There’s been much discussion of late about the rate of hate speech on Twitter, and whether there’s more hateful content being shared in the app under Elon Musk.
Given that Elon has overseen the reinstatement of tens of thousands of previously banned users, and has stoked anti-government and anti-establishment sentiment with his own tweets, it makes sense that such incidents would be on the rise, while Musk has also implemented a more open speech approach, which is designed to allow more types of comments and content to remain active in the app, as opposed to taking such down.
Weighing these elements, hate speech would, you would think, have increased – yet according to Twitter, it’s actually declined.
But third-party analysis suggests the opposite, with rates of hate speech reportedly increasing on ‘Twitter 2.0’.
So which is true, and why do these reports vary so significantly – and should you be concerned, as an advertiser, that your ads may be displayed alongside hate speech in the app?
The variance in reporting likely comes down to different reporting methods.
In one third-party analysis report, conducted by The Center for Countering Digital Hate (CCDH) back in December, which found that slurs against Black and transgender people had increased by some 60% since the Musk takeover, it notes that:
“Figures cover all mentions of a given slur or its plural equivalent in English-language tweets worldwide and include retweets and quote retweets.”
So it’s based on key term mentions only, and the rates in which each of these terms has appeared in the app. Which is a fair proxy for measuring the relative frequency of such, but Twitter’s own analysis, which was conducted by partner Sprinklr (published last month), takes a more nuanced approach.
“Sprinklr’s toxicity model analyzes data and categorizes content as ‘toxic’ if it is used to demean an individual, attack a protected category or dehumanize marginalized groups. Integrating factors such as reclaimed language and context allowed our model to eliminate false positives and negatives as well. The model uses AI to determine intent and context around the flagged keywords, to help brands understand what is really toxic.”
So Sprinklr is measuring not only key terms, but also how they’re actually used, which it says is a more accurate way to track such activity.
Some derogatory terms, for example, may be used within a context that’s not offensive – which, in fact, Sprinklr says is the majority.
“The percentage of tweets identified as toxic in the data set containing slur keywords was in the range of ~15% over the analyzed time frame. Despite every tweet containing an identified slur word, they are primarily used in non-toxic contexts like reclaimed speech or casual greetings.”
That provides some insight as to why Twitter says that hate speech has actually decreased, because with more advanced reporting, which takes into account context, not just mentions, the overall rates of hate speech, as it measures it, are declining, even if, as some reports have suggested, mentions are increasing.
Yet, that doesn’t account for all the third-party analysis out there. In March, the Institute for Strategic Dialogue (ISD) published its own report which showed ‘a major and sustained spike in antisemitic posts on Twitter since the company’s takeover by Elon Musk.’
And unlike the CCDH report, ISD’s data does reflect nuance, similar to the Sprinklr process.
“This is a research challenge that forces us to go far beyond simply counting the frequency of certain words or phrases, and instead use machine learning and natural language processing to train models and workflows capable of handling complex and multi-faceted forms of language, meaning and expression.”
As you can see, based on ISD’s findings, Twitter is hosting more hate speech, within specific parameters. ISD has also noted that Twitter’s now removing more content, so it is taking action. But it is also seeing more activity, which relates to antisemitic tweets specifically, but even at more limited scale within the broader hate speech element, that’s obviously a major concern.
So what’s actually correct, and how does that relate to your promotions?
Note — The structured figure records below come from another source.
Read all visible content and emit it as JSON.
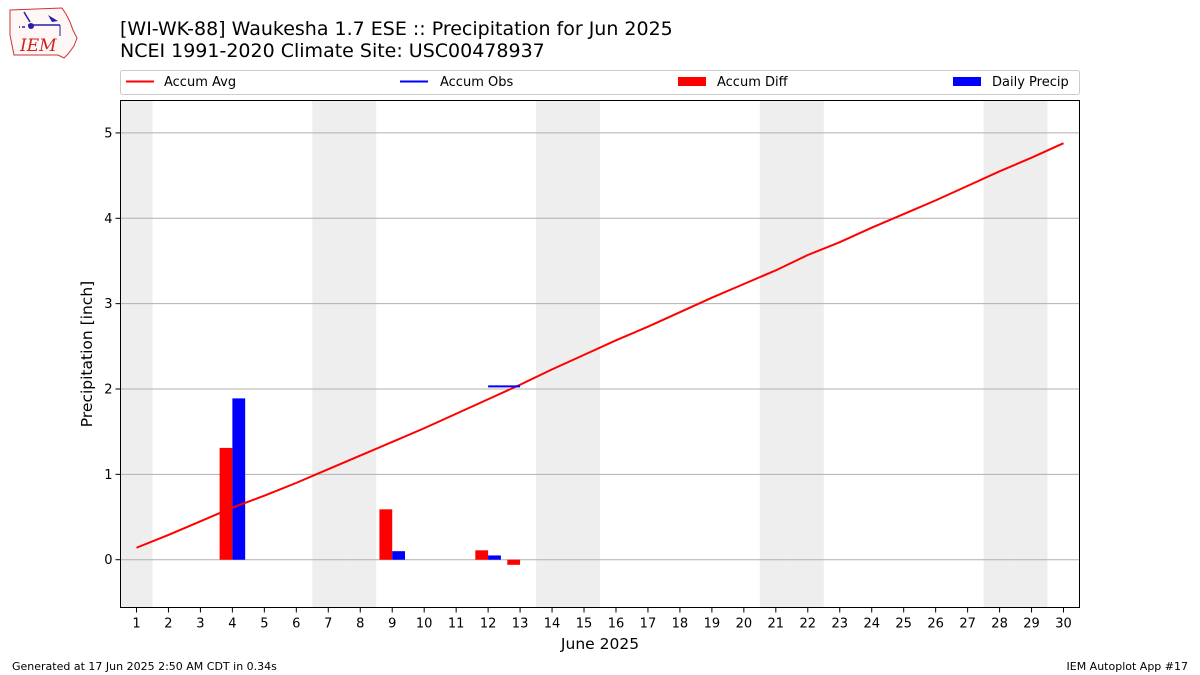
{
  "header": {
    "title_line1": "[WI-WK-88] Waukesha 1.7 ESE :: Precipitation for Jun 2025",
    "title_line2": "NCEI 1991-2020 Climate Site: USC00478937",
    "logo_text": "IEM"
  },
  "footer": {
    "left": "Generated at 17 Jun 2025 2:50 AM CDT in 0.34s",
    "right": "IEM Autoplot App #17"
  },
  "colors": {
    "accum_avg": "#ff0000",
    "accum_obs": "#0000ff",
    "accum_diff": "#ff0000",
    "daily_precip": "#0000ff",
    "weekend_band": "#eeeeee",
    "grid": "#b0b0b0"
  },
  "chart_data": {
    "type": "bar",
    "title": "[WI-WK-88] Waukesha 1.7 ESE :: Precipitation for Jun 2025",
    "xlabel": "June 2025",
    "ylabel": "Precipitation [inch]",
    "xlim": [
      0.5,
      30.5
    ],
    "ylim": [
      -0.56,
      5.38
    ],
    "x_ticks": [
      1,
      2,
      3,
      4,
      5,
      6,
      7,
      8,
      9,
      10,
      11,
      12,
      13,
      14,
      15,
      16,
      17,
      18,
      19,
      20,
      21,
      22,
      23,
      24,
      25,
      26,
      27,
      28,
      29,
      30
    ],
    "y_ticks": [
      0,
      1,
      2,
      3,
      4,
      5
    ],
    "grid": "horizontal",
    "legend_position": "top",
    "weekend_days": [
      1,
      7,
      8,
      14,
      15,
      21,
      22,
      28,
      29
    ],
    "legend": [
      "Accum Avg",
      "Accum Obs",
      "Accum Diff",
      "Daily Precip"
    ],
    "series": [
      {
        "name": "Accum Avg",
        "kind": "line",
        "x": [
          1,
          2,
          3,
          4,
          5,
          6,
          7,
          8,
          9,
          10,
          11,
          12,
          13,
          14,
          15,
          16,
          17,
          18,
          19,
          20,
          21,
          22,
          23,
          24,
          25,
          26,
          27,
          28,
          29,
          30
        ],
        "values": [
          0.14,
          0.29,
          0.45,
          0.61,
          0.75,
          0.9,
          1.06,
          1.22,
          1.38,
          1.54,
          1.71,
          1.88,
          2.05,
          2.23,
          2.4,
          2.57,
          2.73,
          2.9,
          3.07,
          3.23,
          3.39,
          3.57,
          3.72,
          3.89,
          4.05,
          4.21,
          4.38,
          4.55,
          4.71,
          4.88
        ]
      },
      {
        "name": "Accum Obs",
        "kind": "line",
        "x": [
          12,
          13
        ],
        "values": [
          2.03,
          2.03
        ]
      },
      {
        "name": "Accum Diff",
        "kind": "bar",
        "x": [
          4,
          9,
          12,
          13
        ],
        "values": [
          1.31,
          0.59,
          0.11,
          -0.06
        ]
      },
      {
        "name": "Daily Precip",
        "kind": "bar",
        "x": [
          4,
          9,
          12
        ],
        "values": [
          1.89,
          0.1,
          0.05
        ]
      }
    ]
  }
}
A lot of this will largely come down to your perspective, and how much trust you place in Twitter’s team to combat this element. Twitter says that hate speech, overall, is down, but there’s no transparency on how it’s come to these figures, while third-party reports measuring specific elements say it’s up, via varying methodology.
Twitter does now offer more ad placement controls and brand suitability measures to provide more reassurance to advertisers that their promotions won’t be displayed alongside hate speech. But this is a key factor in why many Twitter advertisers have pulled back from the app, and continue to do so.
Should that be a concern for your promotions? Understanding the variance in reporting, when viewing such data, is key to contextualizing this element.